The Banshees of Inisherin
Directed by MartinMcDonagh
By Mary McFarland
Leave it to the Irish in these confusing times to deliver a confounding package of Irish mysticism wrapped up in an allegorical metaphor. The Bansees of Inisherin, directed by Martin McDonagh, is based on the ending of a lifelong friendship between Padraic and Colm (Colin Farrell and Brendan Gleeson) as Colm no longer wants Padraic in this life due to his dullness.
Colm wants to waste no more time interacting w/ Padraic, as he is concerned about his musical legacy and his need to write songs for posterity. The end of the friendship takes Padraic by surprise as it does the rest of the village and results in an unravelling of the main characters lives and an epiphany for others.
Along with Colm’s fiddle music, Ireland’s Civil War plays background blasts on the mainland during March and April of 1923 remarked on only occasionally by the villagers.

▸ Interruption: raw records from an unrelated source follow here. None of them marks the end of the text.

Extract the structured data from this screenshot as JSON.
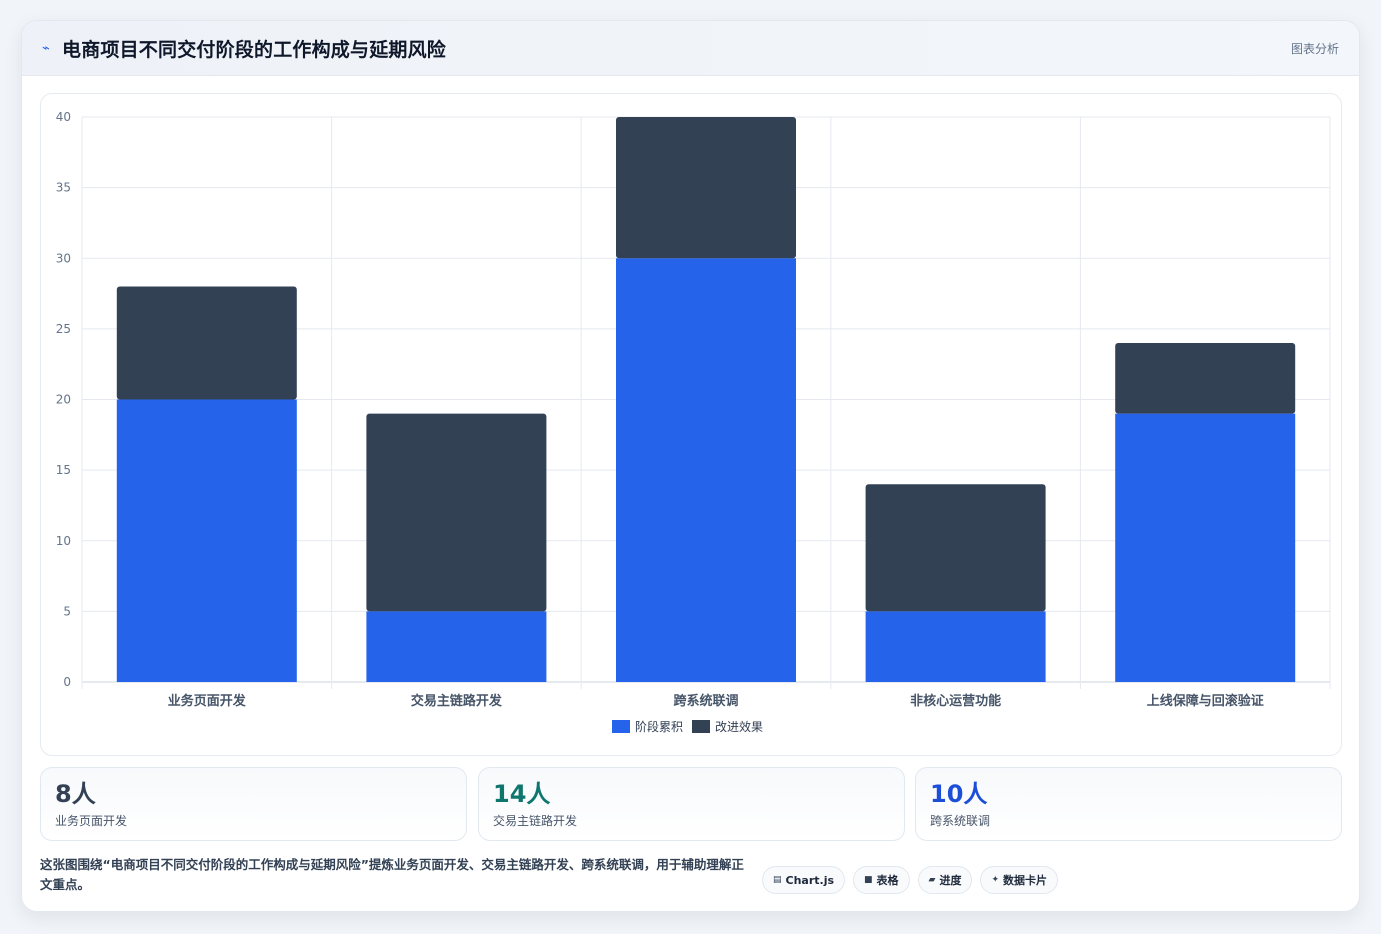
{
  "header": {
    "title": "电商项目不同交付阶段的工作构成与延期风险",
    "tag": "图表分析",
    "icon": "trend-line-icon"
  },
  "chart_data": {
    "type": "bar",
    "stacked": true,
    "categories": [
      "业务页面开发",
      "交易主链路开发",
      "跨系统联调",
      "非核心运营功能",
      "上线保障与回滚验证"
    ],
    "series": [
      {
        "name": "阶段累积",
        "values": [
          20,
          5,
          30,
          5,
          19
        ],
        "color": "#2563eb"
      },
      {
        "name": "改进效果",
        "values": [
          8,
          14,
          10,
          9,
          5
        ],
        "color": "#334155"
      }
    ],
    "ylim": [
      0,
      40
    ],
    "yticks": [
      0,
      5,
      10,
      15,
      20,
      25,
      30,
      35,
      40
    ],
    "grid": true,
    "legend_position": "bottom"
  },
  "stats": [
    {
      "value": "8人",
      "label": "业务页面开发",
      "color": "#334155"
    },
    {
      "value": "14人",
      "label": "交易主链路开发",
      "color": "#0f766e"
    },
    {
      "value": "10人",
      "label": "跨系统联调",
      "color": "#1d4ed8"
    }
  ],
  "footer": {
    "text": "这张图围绕“电商项目不同交付阶段的工作构成与延期风险”提炼业务页面开发、交易主链路开发、跨系统联调，用于辅助理解正文重点。",
    "chips": [
      {
        "label": "Chart.js",
        "icon": "chart-icon",
        "glyph": "▤"
      },
      {
        "label": "表格",
        "icon": "table-icon",
        "glyph": "■"
      },
      {
        "label": "进度",
        "icon": "progress-icon",
        "glyph": "▰"
      },
      {
        "label": "数据卡片",
        "icon": "sparkle-icon",
        "glyph": "✦"
      }
    ]
  }
}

The imaginary island of Inisherin (Island of Ireland) off the island of Ireland is a main character of the film with striking scenic shots of suns rising and setting. Inis Mor, and Achill Island provided the filming locations with the waves and roiling ocean giving representation of the inner turmoil the villagers were reeling from.
The film has the requisite Garda and priest who provide shadow to the goodness of Padraic and his friend Dominic, the troubled soul of the village (Barry Keoghan). The Garda, Peadar Kearney (Gary Lydon) is also Dominic’s abusive father. The village priest and therapist is played by David Pearse and the confessional is his theatre.
Siobhan, Padraic’s sister, (Kerry Condon) is excellent as the voice of reason on the island. One of the unexpected stars of the film is Jenny, the miniature donkey who follows Padraic all about Inisherin. Jenny and the other animals in the film play large roles and provide intermittent humor to relieve the darkness of the film.
Once the feud between Padraic and Colm is on, it is really on and the village spirals into distressing behaviors where many are vastly affected and all are touched in some way. The layers of the movie continue to reveal themselves after first viewing, for this comedy has a tragic backbone that references friends against friends, brother against brother. This all playing out adjacent to the backdrop of Ireland mainland where what was done cannot be undone.